In the past decade, however, something has changed in the drinking capital of the Seward Peninsula. Once labeled the boneyard of the Bering Strait region, no one has died outdoors after a winter binge since 2010, according to local police.

“No one has gone missing in years,” said Nome Mayor Denise Michels.

The difference? Few Alaska cities have made such an extended, hands-on effort to save the lives of people drinking in their town.

Over the past 10 years, a combination of worried volunteers and church leaders, city and health officials and the regional Alaska Native nonprofit Kawerak Inc. have:

• Opened an emergency homeless shelter that last year offered a warm cot and hot meal to more than 162 people, two thirds of them from surrounding villages.

• Launched a volunteer civilian patrol that walks downtown Nome from late at night until early morning, searching for people blacked out during busy drinking times such as Permanent Fund dividend payout weeks, New Year’s and the end of the Iditarod Trail Sled Dog Race.
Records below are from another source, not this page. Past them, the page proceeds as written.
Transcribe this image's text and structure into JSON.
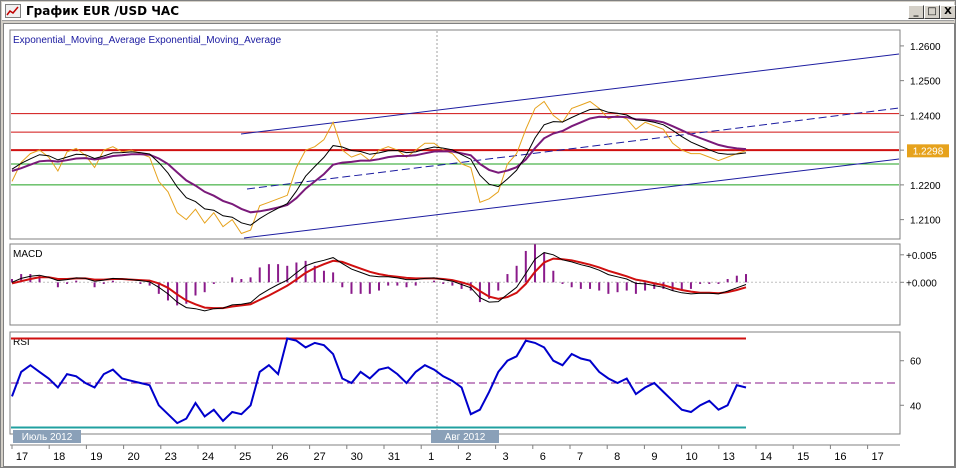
{
  "window": {
    "title": "График EUR /USD ЧАС",
    "buttons": {
      "minimize": "_",
      "maximize": "□",
      "close": "X"
    }
  },
  "colors": {
    "price": "#e6a21c",
    "ema_fast": "#000000",
    "ema_slow": "#7a1a7a",
    "channel": "#1c1ca0",
    "resistance": "#d01010",
    "support": "#1fa01f",
    "macd_line": "#000000",
    "macd_signal": "#d01010",
    "macd_hist": "#8a1a8a",
    "rsi_line": "#0000cc",
    "rsi_upper": "#d01010",
    "rsi_lower": "#20a0a0",
    "rsi_mid": "#8a1a8a",
    "price_label_bg": "#e6a21c"
  },
  "chart_data": [
    {
      "type": "line",
      "panel": "price",
      "title": "Exponential_Moving_Average Exponential_Moving_Average",
      "ylim": [
        1.205,
        1.264
      ],
      "y_ticks": [
        "1.2600",
        "1.2500",
        "1.2400",
        "1.2300",
        "1.2200",
        "1.2100"
      ],
      "y_tick_values": [
        1.26,
        1.25,
        1.24,
        1.23,
        1.22,
        1.21
      ],
      "current_price": "1.2298",
      "current_price_value": 1.2298,
      "x": [
        0,
        1,
        2,
        3,
        4,
        5,
        6,
        7,
        8,
        9,
        10,
        11,
        12,
        13,
        14,
        15,
        16,
        17,
        18,
        19,
        20,
        21,
        22,
        23,
        24,
        25,
        26,
        27,
        28,
        29,
        30,
        31,
        32,
        33,
        34,
        35,
        36,
        37,
        38,
        39,
        40,
        41,
        42,
        43,
        44,
        45,
        46,
        47,
        48,
        49,
        50,
        51,
        52,
        53,
        54,
        55,
        56,
        57,
        58,
        59,
        60,
        61,
        62,
        63,
        64,
        65,
        66,
        67,
        68,
        69,
        70,
        71,
        72,
        73,
        74,
        75,
        76,
        77,
        78,
        79,
        80
      ],
      "series": [
        {
          "name": "price",
          "values": [
            1.221,
            1.2265,
            1.229,
            1.23,
            1.228,
            1.224,
            1.2295,
            1.2305,
            1.2285,
            1.225,
            1.23,
            1.231,
            1.2295,
            1.23,
            1.229,
            1.228,
            1.221,
            1.218,
            1.212,
            1.21,
            1.213,
            1.209,
            1.212,
            1.208,
            1.21,
            1.206,
            1.207,
            1.214,
            1.215,
            1.216,
            1.217,
            1.225,
            1.23,
            1.231,
            1.233,
            1.238,
            1.23,
            1.228,
            1.229,
            1.227,
            1.23,
            1.231,
            1.23,
            1.228,
            1.23,
            1.232,
            1.232,
            1.23,
            1.229,
            1.226,
            1.225,
            1.215,
            1.216,
            1.218,
            1.226,
            1.229,
            1.236,
            1.242,
            1.244,
            1.24,
            1.238,
            1.242,
            1.243,
            1.244,
            1.242,
            1.239,
            1.24,
            1.239,
            1.236,
            1.238,
            1.237,
            1.236,
            1.232,
            1.23,
            1.229,
            1.229,
            1.228,
            1.227,
            1.228,
            1.229,
            1.2298
          ]
        },
        {
          "name": "ema_fast",
          "values": [
            1.2245,
            1.2262,
            1.2275,
            1.2287,
            1.2284,
            1.2272,
            1.228,
            1.2288,
            1.2287,
            1.2276,
            1.2283,
            1.2292,
            1.2293,
            1.2295,
            1.2293,
            1.2289,
            1.2264,
            1.2234,
            1.2194,
            1.2163,
            1.2152,
            1.2131,
            1.2127,
            1.2111,
            1.2107,
            1.2091,
            1.2084,
            1.2103,
            1.2119,
            1.2133,
            1.2146,
            1.2182,
            1.2225,
            1.2253,
            1.2279,
            1.2313,
            1.2309,
            1.2299,
            1.2296,
            1.2288,
            1.2292,
            1.2298,
            1.2299,
            1.2293,
            1.2295,
            1.2303,
            1.2309,
            1.2306,
            1.2301,
            1.2287,
            1.2274,
            1.2228,
            1.2202,
            1.2195,
            1.2217,
            1.2242,
            1.2283,
            1.2335,
            1.2373,
            1.2382,
            1.2381,
            1.2394,
            1.2406,
            1.2417,
            1.2418,
            1.2409,
            1.2406,
            1.2401,
            1.2387,
            1.2385,
            1.238,
            1.2373,
            1.2357,
            1.2339,
            1.2323,
            1.2312,
            1.2301,
            1.2291,
            1.2288,
            1.2289,
            1.2292
          ]
        },
        {
          "name": "ema_slow",
          "values": [
            1.224,
            1.2248,
            1.2258,
            1.2268,
            1.227,
            1.2267,
            1.2271,
            1.2276,
            1.2277,
            1.2273,
            1.2277,
            1.2283,
            1.2285,
            1.2288,
            1.2288,
            1.2287,
            1.2276,
            1.226,
            1.2236,
            1.2213,
            1.2198,
            1.218,
            1.2169,
            1.2154,
            1.2145,
            1.2131,
            1.2121,
            1.2124,
            1.2129,
            1.2135,
            1.2142,
            1.2162,
            1.2189,
            1.221,
            1.2231,
            1.2258,
            1.2264,
            1.2266,
            1.227,
            1.227,
            1.2274,
            1.228,
            1.2283,
            1.2283,
            1.2285,
            1.2291,
            1.2296,
            1.2297,
            1.2296,
            1.2291,
            1.2285,
            1.226,
            1.2243,
            1.2235,
            1.2241,
            1.2251,
            1.2273,
            1.2306,
            1.2334,
            1.2348,
            1.2355,
            1.2369,
            1.238,
            1.2391,
            1.2396,
            1.2395,
            1.2396,
            1.2395,
            1.2389,
            1.2388,
            1.2385,
            1.238,
            1.2369,
            1.2357,
            1.2345,
            1.2335,
            1.2325,
            1.2315,
            1.2309,
            1.2305,
            1.2303
          ]
        }
      ],
      "hlines": [
        {
          "name": "resistance-1",
          "value": 1.2405,
          "color": "#d01010"
        },
        {
          "name": "resistance-2",
          "value": 1.2352,
          "color": "#d01010"
        },
        {
          "name": "resistance-3",
          "value": 1.23,
          "color": "#d01010"
        },
        {
          "name": "support-1",
          "value": 1.226,
          "color": "#1fa01f"
        },
        {
          "name": "support-2",
          "value": 1.22,
          "color": "#1fa01f"
        }
      ]
    },
    {
      "type": "line",
      "panel": "macd",
      "title": "MACD",
      "ylim": [
        -0.0074,
        0.0066
      ],
      "y_ticks": [
        "+0.005",
        "+0.000"
      ],
      "y_tick_values": [
        0.005,
        0.0
      ],
      "x": [
        0,
        1,
        2,
        3,
        4,
        5,
        6,
        7,
        8,
        9,
        10,
        11,
        12,
        13,
        14,
        15,
        16,
        17,
        18,
        19,
        20,
        21,
        22,
        23,
        24,
        25,
        26,
        27,
        28,
        29,
        30,
        31,
        32,
        33,
        34,
        35,
        36,
        37,
        38,
        39,
        40,
        41,
        42,
        43,
        44,
        45,
        46,
        47,
        48,
        49,
        50,
        51,
        52,
        53,
        54,
        55,
        56,
        57,
        58,
        59,
        60,
        61,
        62,
        63,
        64,
        65,
        66,
        67,
        68,
        69,
        70,
        71,
        72,
        73,
        74,
        75,
        76,
        77,
        78,
        79,
        80
      ],
      "series": [
        {
          "name": "macd",
          "values": [
            0.0,
            0.0007,
            0.0011,
            0.0013,
            0.0009,
            0.0003,
            0.0005,
            0.0008,
            0.0007,
            0.0002,
            0.0004,
            0.0007,
            0.0006,
            0.0005,
            0.0003,
            0.0001,
            -0.0009,
            -0.0021,
            -0.0036,
            -0.0046,
            -0.0048,
            -0.0052,
            -0.0048,
            -0.0047,
            -0.0041,
            -0.004,
            -0.0037,
            -0.0023,
            -0.0013,
            -0.0004,
            0.0004,
            0.0017,
            0.003,
            0.0036,
            0.004,
            0.0045,
            0.0034,
            0.0024,
            0.0018,
            0.0012,
            0.001,
            0.001,
            0.0008,
            0.0005,
            0.0005,
            0.0007,
            0.0008,
            0.0005,
            0.0002,
            -0.0004,
            -0.001,
            -0.0028,
            -0.0036,
            -0.0035,
            -0.0022,
            -0.0009,
            0.0016,
            0.0042,
            0.0054,
            0.005,
            0.0041,
            0.0037,
            0.0032,
            0.0028,
            0.0022,
            0.0014,
            0.001,
            0.0006,
            -0.0002,
            -0.0003,
            -0.0006,
            -0.0009,
            -0.0015,
            -0.0019,
            -0.0021,
            -0.002,
            -0.002,
            -0.0021,
            -0.0016,
            -0.001,
            -0.0004
          ]
        },
        {
          "name": "signal",
          "values": [
            -0.0002,
            0.0002,
            0.0006,
            0.0009,
            0.0009,
            0.0006,
            0.0006,
            0.0007,
            0.0007,
            0.0005,
            0.0005,
            0.0006,
            0.0006,
            0.0005,
            0.0004,
            0.0003,
            -0.0002,
            -0.001,
            -0.0022,
            -0.0033,
            -0.004,
            -0.0046,
            -0.0047,
            -0.0047,
            -0.0044,
            -0.0042,
            -0.004,
            -0.0032,
            -0.0024,
            -0.0015,
            -0.0006,
            0.0005,
            0.0017,
            0.0026,
            0.0033,
            0.0039,
            0.0037,
            0.0031,
            0.0025,
            0.0019,
            0.0015,
            0.0012,
            0.001,
            0.0008,
            0.0007,
            0.0007,
            0.0007,
            0.0006,
            0.0004,
            0.0,
            -0.0005,
            -0.0016,
            -0.0026,
            -0.003,
            -0.0027,
            -0.0019,
            -0.0003,
            0.0019,
            0.0036,
            0.0043,
            0.0042,
            0.004,
            0.0036,
            0.0032,
            0.0027,
            0.0021,
            0.0016,
            0.0011,
            0.0005,
            0.0002,
            -0.0002,
            -0.0005,
            -0.001,
            -0.0014,
            -0.0017,
            -0.0019,
            -0.0019,
            -0.002,
            -0.0018,
            -0.0014,
            -0.0009
          ]
        }
      ]
    },
    {
      "type": "line",
      "panel": "rsi",
      "title": "RSI",
      "ylim": [
        28,
        72
      ],
      "y_ticks": [
        "60",
        "40"
      ],
      "y_tick_values": [
        60,
        40
      ],
      "levels": {
        "upper": 70,
        "middle": 50,
        "lower": 30
      },
      "x": [
        0,
        1,
        2,
        3,
        4,
        5,
        6,
        7,
        8,
        9,
        10,
        11,
        12,
        13,
        14,
        15,
        16,
        17,
        18,
        19,
        20,
        21,
        22,
        23,
        24,
        25,
        26,
        27,
        28,
        29,
        30,
        31,
        32,
        33,
        34,
        35,
        36,
        37,
        38,
        39,
        40,
        41,
        42,
        43,
        44,
        45,
        46,
        47,
        48,
        49,
        50,
        51,
        52,
        53,
        54,
        55,
        56,
        57,
        58,
        59,
        60,
        61,
        62,
        63,
        64,
        65,
        66,
        67,
        68,
        69,
        70,
        71,
        72,
        73,
        74,
        75,
        76,
        77,
        78,
        79,
        80
      ],
      "series": [
        {
          "name": "rsi",
          "values": [
            44,
            55,
            58,
            55,
            52,
            48,
            54,
            53,
            50,
            48,
            54,
            56,
            52,
            51,
            50,
            49,
            40,
            36,
            32,
            34,
            41,
            35,
            38,
            33,
            37,
            36,
            40,
            55,
            58,
            54,
            70,
            69,
            66,
            68,
            67,
            63,
            52,
            50,
            55,
            52,
            56,
            57,
            54,
            50,
            55,
            58,
            56,
            53,
            51,
            48,
            36,
            38,
            46,
            55,
            60,
            62,
            69,
            68,
            66,
            60,
            58,
            63,
            61,
            60,
            55,
            52,
            50,
            52,
            45,
            48,
            50,
            46,
            42,
            38,
            37,
            40,
            42,
            38,
            40,
            49,
            48
          ]
        }
      ]
    }
  ],
  "x_axis": {
    "labels": [
      "17",
      "18",
      "19",
      "20",
      "23",
      "24",
      "25",
      "26",
      "27",
      "30",
      "31",
      "1",
      "2",
      "3",
      "6",
      "7",
      "8",
      "9",
      "10",
      "13",
      "14",
      "15",
      "16",
      "17"
    ],
    "month_labels": [
      "Июль 2012",
      "Авг 2012"
    ]
  }
}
• Added two community service officers who, among other duties, take problem drunks into protective custody and drive them to a friend or family member’s house or to sober up at the jail or emergency room.

A MODEL FOR ELSEWHERE?

The number of people police took to jail because they were too drunk to take care of themselves dropped by nearly one-third after the shelter began opening every night in the winter of 2011-2012, said Sue Steinacher, director for the Nome Emergency Shelter Team.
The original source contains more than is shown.